3 New Releases Show Improvised Music in Many Forms

 

Three new Right Brain Records releases mark the end of 2019 and illustrate wildly different ways of composing improvised music.

The first is ToE, a duo from Scunthorpe, a small steel town in England. Ian Johnson and Sean Wood play electric guitars, aided by a battery of effects that they’ve mastered over many years playing together. Their self-titled first album contains six pieces that they spontaneously improvised and recorded live. As they describe it, their music is influenced by the ambient industrial sounds of their environment: “blast furnaces and tribal rhythms of pounding machinery hanging over the landscape and seeping into the imagination.” Their mind-bending sorcery is now available to the outside world for the first time. Take a listen here.

 
 

Eric Scribner takes an entirely different approach. As a composer interested in reaching beyond the boundaries of conventional notation – which is what we’re all taught is the “proper” way of communicating the content from composer to players – he designed his own language.  He created a concept called the “soundscroll”. It’s a form of written notation that gives conceptual instructions to musicians: a combination of notes, sounds and pictorial ideas. The players interpret a scroll using their own ideas and experiences, and express the music as an ensemble. The entire group is literally reading off the same page, but a piece will never turn out the same way twice. Musicians have far more impact on the result than in classical music, and even a lot of jazz.
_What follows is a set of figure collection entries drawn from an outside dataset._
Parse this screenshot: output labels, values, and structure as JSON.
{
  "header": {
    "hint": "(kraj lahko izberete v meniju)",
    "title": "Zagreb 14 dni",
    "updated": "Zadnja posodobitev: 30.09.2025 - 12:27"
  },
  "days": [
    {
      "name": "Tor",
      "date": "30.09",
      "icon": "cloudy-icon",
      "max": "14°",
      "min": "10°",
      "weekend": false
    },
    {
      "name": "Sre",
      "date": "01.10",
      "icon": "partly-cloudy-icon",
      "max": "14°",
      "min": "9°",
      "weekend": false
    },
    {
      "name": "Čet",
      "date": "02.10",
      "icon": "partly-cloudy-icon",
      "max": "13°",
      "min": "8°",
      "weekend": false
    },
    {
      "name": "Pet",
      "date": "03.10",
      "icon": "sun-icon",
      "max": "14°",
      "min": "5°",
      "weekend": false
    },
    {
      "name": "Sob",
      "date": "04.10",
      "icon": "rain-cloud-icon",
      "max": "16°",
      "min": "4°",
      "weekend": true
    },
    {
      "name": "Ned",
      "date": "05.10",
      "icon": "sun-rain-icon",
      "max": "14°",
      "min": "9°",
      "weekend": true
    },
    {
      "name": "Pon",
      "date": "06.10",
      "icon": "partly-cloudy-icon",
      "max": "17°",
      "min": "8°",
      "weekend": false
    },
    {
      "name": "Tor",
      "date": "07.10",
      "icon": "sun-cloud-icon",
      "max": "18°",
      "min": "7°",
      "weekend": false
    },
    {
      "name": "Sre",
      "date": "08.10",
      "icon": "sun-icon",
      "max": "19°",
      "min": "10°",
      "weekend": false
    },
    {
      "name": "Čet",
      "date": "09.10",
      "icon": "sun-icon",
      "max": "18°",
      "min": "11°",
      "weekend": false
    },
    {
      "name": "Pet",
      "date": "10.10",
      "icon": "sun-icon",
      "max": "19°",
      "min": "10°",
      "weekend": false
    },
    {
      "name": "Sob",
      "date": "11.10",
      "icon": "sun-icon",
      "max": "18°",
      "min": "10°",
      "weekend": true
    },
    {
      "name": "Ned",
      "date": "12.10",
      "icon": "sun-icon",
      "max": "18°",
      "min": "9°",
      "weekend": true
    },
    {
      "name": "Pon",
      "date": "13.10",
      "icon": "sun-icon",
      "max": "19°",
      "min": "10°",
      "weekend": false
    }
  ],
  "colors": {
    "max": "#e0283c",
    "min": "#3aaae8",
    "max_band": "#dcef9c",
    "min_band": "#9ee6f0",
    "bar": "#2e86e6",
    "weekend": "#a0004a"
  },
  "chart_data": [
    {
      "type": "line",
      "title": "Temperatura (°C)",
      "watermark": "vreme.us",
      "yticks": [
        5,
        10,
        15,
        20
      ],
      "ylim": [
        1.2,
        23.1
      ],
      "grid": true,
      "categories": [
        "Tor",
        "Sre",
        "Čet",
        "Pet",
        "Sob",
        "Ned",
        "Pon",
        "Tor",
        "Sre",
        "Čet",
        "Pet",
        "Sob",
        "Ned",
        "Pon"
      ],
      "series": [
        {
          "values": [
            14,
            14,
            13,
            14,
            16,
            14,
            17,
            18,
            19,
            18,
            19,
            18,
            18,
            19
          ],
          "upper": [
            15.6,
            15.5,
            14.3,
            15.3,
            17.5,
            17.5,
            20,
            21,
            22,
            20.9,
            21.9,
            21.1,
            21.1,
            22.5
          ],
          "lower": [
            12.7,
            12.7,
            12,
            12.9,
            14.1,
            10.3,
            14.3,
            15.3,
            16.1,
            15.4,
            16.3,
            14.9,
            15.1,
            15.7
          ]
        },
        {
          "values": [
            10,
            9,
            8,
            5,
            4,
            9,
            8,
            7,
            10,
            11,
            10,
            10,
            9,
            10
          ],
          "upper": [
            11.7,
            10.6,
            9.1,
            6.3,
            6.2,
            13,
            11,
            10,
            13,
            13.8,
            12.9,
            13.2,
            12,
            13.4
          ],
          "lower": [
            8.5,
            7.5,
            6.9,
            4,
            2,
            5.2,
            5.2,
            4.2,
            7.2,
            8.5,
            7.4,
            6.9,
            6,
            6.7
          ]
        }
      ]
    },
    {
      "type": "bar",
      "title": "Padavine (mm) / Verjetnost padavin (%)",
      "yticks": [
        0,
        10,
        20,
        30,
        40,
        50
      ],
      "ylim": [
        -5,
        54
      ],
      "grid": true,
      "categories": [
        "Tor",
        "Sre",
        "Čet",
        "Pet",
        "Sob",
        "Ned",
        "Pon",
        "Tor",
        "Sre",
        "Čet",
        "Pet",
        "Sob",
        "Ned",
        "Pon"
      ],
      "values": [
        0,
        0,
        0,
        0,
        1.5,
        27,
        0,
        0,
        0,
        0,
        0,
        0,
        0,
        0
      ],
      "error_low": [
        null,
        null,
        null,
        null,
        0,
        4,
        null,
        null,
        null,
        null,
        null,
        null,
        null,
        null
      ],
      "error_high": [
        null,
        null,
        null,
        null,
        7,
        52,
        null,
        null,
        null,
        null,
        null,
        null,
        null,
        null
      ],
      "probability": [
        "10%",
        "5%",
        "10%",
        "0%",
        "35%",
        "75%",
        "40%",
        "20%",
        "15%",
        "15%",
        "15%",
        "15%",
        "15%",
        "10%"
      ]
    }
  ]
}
SoundScrolls is Scribner’s first album, and the public unveiling of this new approach to making music. He plays piano and various instruments, and is joined by an impressive cast, including Virginia Ware Landgraf on flute, Peter Valsamis on drums, Aaron Keyt on trumpet, Jay Hamilton and Indigo Pathfinder on percussion, and field recordings of Jonothan Storm.  You can hear their work here.

This brings us to RBR’s final release of the year: the second 5p6 project, an EP called Transposition. Featuring novel deployments of the violin and guitar, the record consists of four ambient pieces. Unlike the two recordings above, however, this music was neither recorded live nor with any original direction. Instead, the four instrumental tracks were assembled from disconnected musical “objects,” each improvised on its own without any intention at all for how or where it may be used. 5p6 often employs effects that drastically changed the original source sounds (which, despite what you will hear, are all from guitar and violin). The pieces were then created using sound design, starting with random combinations of sounds. As ambient music, these tracks often evolve with subtle changes over time, creating a palette of moods and textures. Listen to the result here.